Was just hoping to let the day slide on past...now the boy has a basketball game and she will be there with the MiL...

I am not going to get her anything...I am going to be strong...
I am not going to get her anything...I am going to be strong...
I am not going to get her anything...I am going to be strong...


----------



## denise1218 (Dec 24, 2010)

You can do this!!! Instead of buying "her" something....buy some candy and give it to a complete stranger!! I think I will do the same!!!


----------



## Freak On a Leash (Feb 19, 2010)

Buy yourself something and enjoy! Forget about her. 

I was at the store today and saw some great looking chocolate covered strawberries. If I hadn't killed my diet so thoroughly yesterday I would've gotten them for tomorrow.


----------



## denise1218 (Dec 24, 2010)

Freak On a Leash said:


> Buy yourself something and enjoy! Forget about her.
> 
> I was at the store today and saw some great looking chocolate covered strawberries. If I hadn't killed my diet so thoroughly yesterday I would've gotten them for tomorrow.

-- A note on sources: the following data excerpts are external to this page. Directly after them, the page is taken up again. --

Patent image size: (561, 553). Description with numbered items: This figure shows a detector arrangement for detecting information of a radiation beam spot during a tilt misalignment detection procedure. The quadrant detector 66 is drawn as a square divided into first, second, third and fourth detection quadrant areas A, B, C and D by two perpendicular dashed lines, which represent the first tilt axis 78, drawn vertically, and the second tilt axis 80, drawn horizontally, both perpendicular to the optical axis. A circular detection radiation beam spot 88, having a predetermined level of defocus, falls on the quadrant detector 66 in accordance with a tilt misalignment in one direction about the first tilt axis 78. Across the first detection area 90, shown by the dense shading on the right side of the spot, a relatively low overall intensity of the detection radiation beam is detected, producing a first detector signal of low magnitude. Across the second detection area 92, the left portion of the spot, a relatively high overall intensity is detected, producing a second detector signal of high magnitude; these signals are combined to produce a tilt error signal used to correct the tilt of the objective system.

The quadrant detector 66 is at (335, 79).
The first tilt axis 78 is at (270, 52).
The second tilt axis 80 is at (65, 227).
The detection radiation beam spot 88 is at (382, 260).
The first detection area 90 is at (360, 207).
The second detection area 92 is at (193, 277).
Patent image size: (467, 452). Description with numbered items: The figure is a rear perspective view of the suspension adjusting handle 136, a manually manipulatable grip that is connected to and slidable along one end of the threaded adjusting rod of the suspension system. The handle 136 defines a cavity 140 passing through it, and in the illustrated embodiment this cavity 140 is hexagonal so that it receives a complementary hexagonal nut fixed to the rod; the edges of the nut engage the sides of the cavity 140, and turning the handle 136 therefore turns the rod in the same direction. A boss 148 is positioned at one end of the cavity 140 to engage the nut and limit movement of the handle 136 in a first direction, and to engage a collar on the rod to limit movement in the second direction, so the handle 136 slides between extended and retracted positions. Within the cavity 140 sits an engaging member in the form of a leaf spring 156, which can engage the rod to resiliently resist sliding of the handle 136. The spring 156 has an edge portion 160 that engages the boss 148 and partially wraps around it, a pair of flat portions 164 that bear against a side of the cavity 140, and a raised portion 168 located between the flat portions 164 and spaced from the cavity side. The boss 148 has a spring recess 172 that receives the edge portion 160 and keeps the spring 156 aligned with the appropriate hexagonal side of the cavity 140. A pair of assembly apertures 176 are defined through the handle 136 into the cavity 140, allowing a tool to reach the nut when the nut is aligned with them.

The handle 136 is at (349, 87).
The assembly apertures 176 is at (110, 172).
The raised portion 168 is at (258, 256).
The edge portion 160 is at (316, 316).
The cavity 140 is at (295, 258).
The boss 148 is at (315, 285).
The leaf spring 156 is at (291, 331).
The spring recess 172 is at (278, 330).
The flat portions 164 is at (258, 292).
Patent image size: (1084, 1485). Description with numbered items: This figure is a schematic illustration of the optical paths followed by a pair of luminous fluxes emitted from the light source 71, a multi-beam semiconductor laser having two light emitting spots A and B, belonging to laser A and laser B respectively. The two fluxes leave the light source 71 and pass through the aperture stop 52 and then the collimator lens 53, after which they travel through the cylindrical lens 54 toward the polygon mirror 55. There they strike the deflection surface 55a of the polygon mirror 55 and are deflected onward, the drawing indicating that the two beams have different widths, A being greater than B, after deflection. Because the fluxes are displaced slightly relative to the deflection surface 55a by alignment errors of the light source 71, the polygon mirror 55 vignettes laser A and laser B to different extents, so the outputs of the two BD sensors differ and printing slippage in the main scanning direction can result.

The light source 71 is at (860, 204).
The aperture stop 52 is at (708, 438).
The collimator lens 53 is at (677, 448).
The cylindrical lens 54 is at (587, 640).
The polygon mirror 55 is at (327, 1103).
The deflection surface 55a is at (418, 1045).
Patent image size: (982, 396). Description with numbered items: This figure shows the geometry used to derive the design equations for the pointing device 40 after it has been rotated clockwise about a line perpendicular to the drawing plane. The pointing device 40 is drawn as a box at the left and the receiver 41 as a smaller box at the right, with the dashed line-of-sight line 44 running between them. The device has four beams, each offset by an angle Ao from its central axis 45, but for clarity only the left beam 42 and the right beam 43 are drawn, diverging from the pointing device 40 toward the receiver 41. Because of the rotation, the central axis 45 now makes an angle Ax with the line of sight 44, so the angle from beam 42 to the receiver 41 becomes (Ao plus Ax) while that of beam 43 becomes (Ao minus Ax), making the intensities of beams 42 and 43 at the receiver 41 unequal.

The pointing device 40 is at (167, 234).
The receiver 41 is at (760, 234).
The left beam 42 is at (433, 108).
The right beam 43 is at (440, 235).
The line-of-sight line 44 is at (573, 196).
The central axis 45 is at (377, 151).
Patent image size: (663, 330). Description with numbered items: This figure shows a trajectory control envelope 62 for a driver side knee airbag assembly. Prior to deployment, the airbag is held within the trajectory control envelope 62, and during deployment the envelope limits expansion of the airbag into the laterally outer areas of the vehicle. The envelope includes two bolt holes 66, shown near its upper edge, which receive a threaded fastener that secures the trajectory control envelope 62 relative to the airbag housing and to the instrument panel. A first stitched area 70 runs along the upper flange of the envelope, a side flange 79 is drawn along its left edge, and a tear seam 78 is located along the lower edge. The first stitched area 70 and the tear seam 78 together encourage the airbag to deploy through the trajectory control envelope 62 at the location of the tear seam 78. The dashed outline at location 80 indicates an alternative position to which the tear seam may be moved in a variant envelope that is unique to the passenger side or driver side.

You deserve it!!! Go buy those chocolate covered strawberries and enjoy each and every one!!!


----------



## vivea (Jan 22, 2011)

You know why i hate tomorrow...because it's another day I'll be reminded that he doesn't love me anymore ...he doesn't even want to talk to me which means he doesn't want to pretend that he even likes me...even as a friend.
It's like I'll be reminded how much he hates me and our marriage.... I've had plenty of that already .

I'm crying...I'm watching the Grammy awards and Lady Antebellum are singing "I need you now" .
Gosh life really sucks sometimes!


----------



## denise1218 (Dec 24, 2010)

Vivea---I feel your pain!!! It is going to be very tough on me also tomorrow! But....you have to stay positive! You can do it!!!


----------



## Crankshaw (Jan 12, 2011)

denise1218 said:


> You can do this!!! Instead of buying "her" something....buy some candy and give it to a complete stranger!! I think I will do the same!!!


:wave:


----------



## Crankshaw (Jan 12, 2011)

vivea said:


> You know why i hate tomorrow...because it's another day I'll be reminded that he doesn't love me anymore ...he doesn't even want to talk to me which means he doesn't want to pretend that he even likes me...even as a friend.
> It's like I'll be reminded how much he hates me and our marriage.... I've had plenty of that already .


x2


----------



## Freak On a Leash (Feb 19, 2010)

denise1218 said:


> You deserve it!!! Go buy those chocolate covered strawberries and enjoy each and every one!!!


Nah, it's not like I haven't partaken of some treats. I chowed down on goodies last Tuesday..a customer gave me a bunch of yummy cakes/pastries and I ate a BUNCH of them (saved some for the kids). Totally trashed my diet. Then yesterday I took my daughter out for dinner and we got dessert, I had some beer..It was a great meal. I try and do that on weekends only. During the week I want to be good so I can feel and look great!

Today I was good and tomorrow I will be good. I'm not sweating tomorrow. Don't much care. I had a great weekend and I have a pretty good day scheduled for work. I'll come home and play some on the computer and it'll be as nice a Monday as I can have. 52 degrees tomorrow! Woot!


----------